Frank Frazetta has reigned as the undisputed lord of fantasy art for 50 years, his fame only growing in the 12 years since his death. With his paintings now breaking auction records (Egyptian Queen sold for $ 5.4 million in 2019) he’s long overdue for this ultimate monograph.
Born to a Sicilian immigrant family in Brooklyn, 1928, Frazetta was a minor league athlete, petty criminal and serial seducer with movie star looks and phenomenal talent. He claimed to only make art when there was nothing better to do – he preferred playing baseball – yet began his professional career in comics at age 16. Strip work led him to the infamous EC Comics, then to oils for Tarzan and Conan pulp covers. Both characters were interpreted by many before him, but as he explained in the 1970s, “I’m very physical minded.
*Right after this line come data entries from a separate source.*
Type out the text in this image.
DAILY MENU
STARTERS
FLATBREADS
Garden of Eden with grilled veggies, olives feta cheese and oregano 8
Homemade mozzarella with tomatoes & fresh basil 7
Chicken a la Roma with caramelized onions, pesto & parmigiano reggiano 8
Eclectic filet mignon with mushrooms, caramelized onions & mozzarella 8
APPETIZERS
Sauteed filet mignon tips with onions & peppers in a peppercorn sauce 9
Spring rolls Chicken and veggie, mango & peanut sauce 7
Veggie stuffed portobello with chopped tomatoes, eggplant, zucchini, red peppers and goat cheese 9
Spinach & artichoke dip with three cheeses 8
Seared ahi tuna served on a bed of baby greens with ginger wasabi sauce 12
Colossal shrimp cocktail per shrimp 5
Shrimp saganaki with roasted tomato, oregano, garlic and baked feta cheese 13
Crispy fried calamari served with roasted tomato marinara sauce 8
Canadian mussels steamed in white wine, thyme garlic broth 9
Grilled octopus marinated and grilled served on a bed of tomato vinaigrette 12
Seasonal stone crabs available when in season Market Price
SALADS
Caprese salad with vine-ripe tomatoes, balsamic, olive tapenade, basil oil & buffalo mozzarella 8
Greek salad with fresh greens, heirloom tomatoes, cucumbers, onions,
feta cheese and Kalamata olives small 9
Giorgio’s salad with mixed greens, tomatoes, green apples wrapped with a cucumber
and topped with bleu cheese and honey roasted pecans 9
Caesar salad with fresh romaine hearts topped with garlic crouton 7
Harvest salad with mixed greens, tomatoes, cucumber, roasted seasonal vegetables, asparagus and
In Brooklyn, I knew Conan, I knew guys just like him,” and he used this first-hand knowledge of muscle and macho to redefine fantasy heroes as more massive, more menacing, more testosterone-fueled than anything seen before. As counterbalance he created a new breed of women, nude as censorship allowed, with pixie faces and multiparous bodies: thick thighed, heavy buttocked, breasts cantilevered out to there, yet still, with their soft bellies and hints of cellulite, believably real. Add in the action, the creatures, the twilit worlds of haunting shadow and Frazetta’s art is addictive as potato chips.
This monograph is the most complete ever produced on the artist, done in collaboration with the Frazetta family and winner of a 2023 Eisner Award.
- Taschen, November 2022
- ISBN 978-3-8365-7921-6
- 29 x 39.5 cm (12.68″ x 27.5“), 468 pages, hardcover with dust jacket
- $200 USD
- Order online: Amazon
As with all AE format material (Artist’s Editions, Artifact Editions, Gallery Editions, Art Editions, Studio Editions, etc.), this is a collection of classic comic material and I’ll be reviewing the book and not the story. For a complete list of all current and announced editions, with review links, please visit our Index. Also, see What is an Artist’s Edition and our Artist Index.
This is a very different look at a book than is normally done on AE Index: I’m only reviewing the first chapter of The Fantastic Worlds of Frank Frazetta, as that’s the only one that deals with comic book art. The rest of the book isn’t quite relevant to the site so I’m skipping it and focusing on Chapter One: 1944-1959. There is amazing art throughout the book, including a lot of pencils and inks, but chapter one is the sweet spot for original comic art.
Each chapter has an introduction in three languages, English, French, and German. They change the art up for each language, so while you will skip the foreign language text the images are new for every page. The art layout changes from full page to multiple pieces per page to double page enlargements. I’m not a fan of enlargements in general and certainly not this many; it feels they were trying to pad out the contents. An example is provided below: I don’t think we’re getting an insight into Frazetta’s process or craft by taking a single panel from a Sunday strip and making it a double page enlargement. While I’m griping, I will mention the random blank pages in the book. Are they there to emphasize the art on the opposite page? Give us as much art as possible at full size.
The scans are all exceptional, with no issues. Blacks show gradients. Most art shows very well with little aging, and makes me wonder if they were lightened up. Some art shows the margins, but most has been cropped to the borders. Nice use of zip-a-tone and minimal correction fluid.
The design works, with page numbers along the bottom center and chapter name along the top right. Every piece of art is noted with its title, issue number, date, medium, and dimensions. A purple cloth cover is covered by a thick dust jacket. The cover is a serious piece of cardboard.
Taschen knows how to produce a luxury book, and this is no exception. A sewn binding of a medium matte paper with a slight gloss, possibly 100gsm. Most pages lie mostly flat when the center is smoothed: it’s such a thick book that it just can’t be flat. The book comes shrink wrapped in an illustrated cardboard case, which is also shrink wrapped. The front and back covers of the dust jacket are replicated on the cardboard box.
I appreciate the painted art of Frank Frazetta, but my favourite work is his comic work that is covered here. Just the Famous Funnies covers are enough, but to get those Johnny Comet strips and then the romance pages, plus everything else. And the inking on the White Indian pages. Amazing.
I preordered this book last fall from Indigo, the largest Canadian book seller. They didn’t get any of the numbered famous first editions, and suddenly this printing showed up a few weeks ago. That continues to bother me, but not enough to return it and try to hunt down what I really wanted, since I had a sizable discount. This time even preordering failed me. Ah, the world of expensive books.